Sam sways unsteadily on his feet when he turns, grinning stupidly at Logan. “See the receipt from when I was drinking solo?”
He ducks under Weiss’ other arm and helps him towards a ’67 Impala. Logan quirks an eyebrow. “Yours?” Sam nods. “Veronica won’t be happy to hear I spent the evening with a guy running credit card scams.”
Sam tosses Logan the keys. “Didn’t you call her the old ball and chain at some point earlier?”
Logan shrugs as the engine springs to life. “Nice,” he whistles, then he grins. “Yeah, but she’s my ball and chain.”
3:23 a.m.
Sam gets a room for Weiss under the name Hilda Burkowitz, though Logan offers to pay. They’re both a little afraid to leave, but then Weiss’ cell phone starts to ring. He starts to argue with someone named Vaughn over whether or not he’s dead. Eventually, the voice at the end of the line offers condolences about Nadia, and some kind of an invitation.
Logan and Sam decide to leave Weiss to it.
3:32 a.m.
“Sammy.”
Dean groans when Sam hits the light after colliding loudly with the table. “Hey,” he slurs. “How’s your back?”
“You did not fucking drive the Impala in that state,” Dean accuses, seemingly ready to pass out when he tries to stand.
“No way,” Sam promises. “My friend Logan did.”
Dean’s eyes flash, and though clearly still in incredible pain, he hightails it to the door, where a fresh-faced guy in a button down is waving goodbye. “Where do you think you’re going?” he demands.
“I’m parked at the bar,” the guy says, who to his credit didn’t sound nearly as wasted as Sam. “Sam said it was okay to take his car back.”
Dean’s fist connects solidly with the side of the guy’s face. “Sam’s an idiot,” he says, grabbing the keys. “How could you spend a night drinking with him and not know that?
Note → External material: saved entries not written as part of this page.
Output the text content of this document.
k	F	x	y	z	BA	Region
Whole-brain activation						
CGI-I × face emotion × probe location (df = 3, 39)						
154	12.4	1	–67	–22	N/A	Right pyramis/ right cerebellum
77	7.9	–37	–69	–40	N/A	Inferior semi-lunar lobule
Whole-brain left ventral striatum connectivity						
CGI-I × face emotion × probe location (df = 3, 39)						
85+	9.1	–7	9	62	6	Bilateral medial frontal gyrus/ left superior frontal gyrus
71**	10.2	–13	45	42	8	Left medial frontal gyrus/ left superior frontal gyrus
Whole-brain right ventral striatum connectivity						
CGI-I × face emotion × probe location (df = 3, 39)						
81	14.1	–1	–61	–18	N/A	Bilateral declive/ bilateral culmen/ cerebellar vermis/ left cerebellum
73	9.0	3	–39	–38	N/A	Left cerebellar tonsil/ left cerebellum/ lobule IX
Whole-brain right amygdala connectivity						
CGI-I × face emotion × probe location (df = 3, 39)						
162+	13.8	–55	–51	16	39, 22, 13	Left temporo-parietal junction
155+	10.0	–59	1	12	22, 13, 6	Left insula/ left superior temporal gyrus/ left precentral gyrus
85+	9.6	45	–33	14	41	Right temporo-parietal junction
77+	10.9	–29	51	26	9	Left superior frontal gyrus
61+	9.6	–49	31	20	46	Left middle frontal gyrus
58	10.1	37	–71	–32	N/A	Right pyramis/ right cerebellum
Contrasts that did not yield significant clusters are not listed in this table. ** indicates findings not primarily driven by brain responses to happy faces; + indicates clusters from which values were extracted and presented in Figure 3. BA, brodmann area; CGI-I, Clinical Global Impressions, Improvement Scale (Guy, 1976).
I’ll take you back to your car.”
4:26 a.m.
Veronica is still awake when he slips into bed. “Hi,” he says softly.
“You reek like a distillery, Logan. Tell me you didn’t drive home.”
He wraps an arm around her, but she wriggles away. “I love you, Veronica.”
“Funny. I seem to remember you calling me the old ball and chain earlier.”
He tucks a strand of hair behind her ear. “I say the damnedest things sometimes.”
She pauses. “Did you have fun with Dick?”
“Nope. Ditched him for two of the most depressing men I’ve ever met in my life. We talked about our dead girlfriends.” Logan’s thumb brushes her cheek. “And I realized how badly I wanted to be at home with my living, breathing one.”
“Yeah?” Veronica cocks her head.
“Yeah,” Logan replies, relieved when she finally snuggles in. “You’re my everything, Veronica.”
“Good,” she says, touching his face. He winces. She frowns. “Did you get in a bar fight?”
Logan shakes his head. “No, but some guy named Dean punched me in the face because his brother let me drive his car.”
Veronica just laughs as she tells him he’s about to have his brains spooned out.